Comme je l'avais évoqué dans ce précédent billet, il existe deux grandes interprétations de la théorie des probabilités : la lecture fréquentiste l'utilise comme un outil pour modéliser les mécanismes aléatoires, et la lecture bayésienne l'utilise comme outil pour formaliser des raisonnements dans l'incertitude. Cette série va largement s'ancrer dans cette deuxième lecture, mais les deux points de vue ne sont absolument pas incompatibles. Comme on va le voir, il est classique d'utiliser la lecture fréquentiste pour construire les modèles sur lesquels on travaille ensuite avec le lecture bayésienne.

Dans la lecture bayésienne, le point de départ est le constat que la logique formelle est souvent trop rigide pour les raisonnements du monde réel : on dispose rarement des informations nécessaires pour démontrer (au sens mathématique du terme) la véracité de nos conclusions. La théorie bayésienne des probabilités naît d'une volonté de construire un raisonnement mathématique qui prenne en compte cette incertitude. J'étais rentrée dans les détails de cette construction dans ce billet si vous voulez explorer le fond des mathématiques, mais je vous fais ci dessous un résumé de cette construction.

Un des obstacles à l'application de la logique formelle est que, bien souvent, on ne dispose pas d'assez d'informations pour savoir si les prémisses sur lesquelles on s'appuie sont vraies ou non. Or, si on ne sait pas si les prémices sont vraies, on ne peut pas conclure à la véracité de la conclusion. L'idée du raisonnement bayésien est alors d'associer à chaque prémisse un nombre entre 0 et 1 qui représente notre degré de confiance dans sa véracité. Les règles de calcul des probabilités nous permettent alors d'en déduire un degré de confiance que l'on peut associer à la véracité de la conclusion.
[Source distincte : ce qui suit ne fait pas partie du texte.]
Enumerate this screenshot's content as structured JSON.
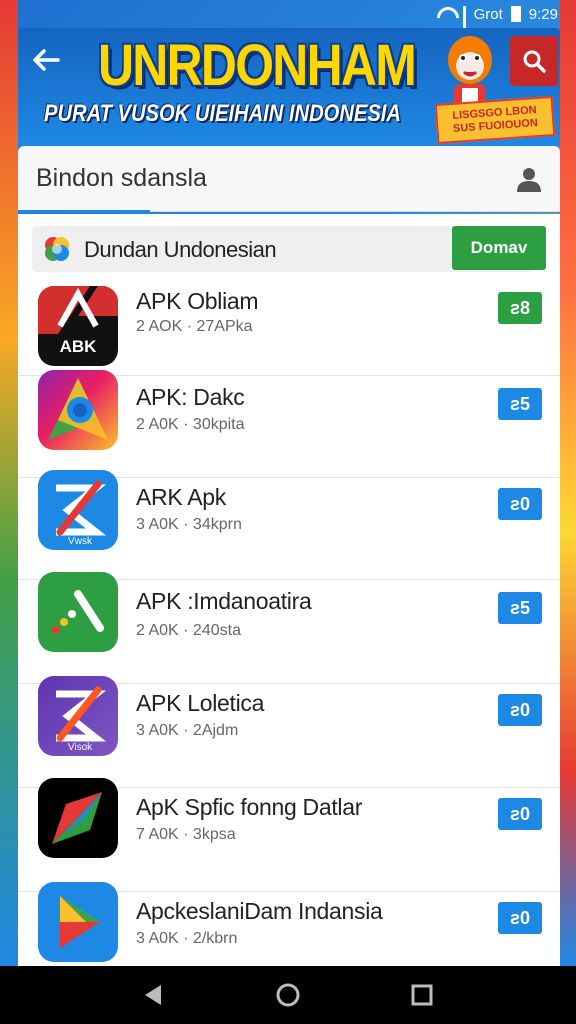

Les scores de degré de confiance que l'on manipule sont donc subjectifs : ils dépendent de la personne qui fait le raisonnement, et de l'information dont elle dispose. La garantie que nous apporte le calcul bayésien est celle de la cohérence du raisonnement : si le raisonnement respecte les règles de calcul probabiliste, alors il ne s'auto-contredit pas. Si cette cohérence n'est pas en soi une garantie de vérité, elle reste une caractéristique très désirable dans un raisonnement1.

Exemple

Prenons un exemple pour illustrer. Mettons que j'envisage de faire une randonnée avec pique-nique aujourd'hui, mais que j'aie peur de me retrouver sous la pluie. Le ciel est dégagé ce matin, mais je vis dans une région où la météo est très changeante. Puis-je estimer un degré de confiance dans mon risque de me retrouver sous la pluie ?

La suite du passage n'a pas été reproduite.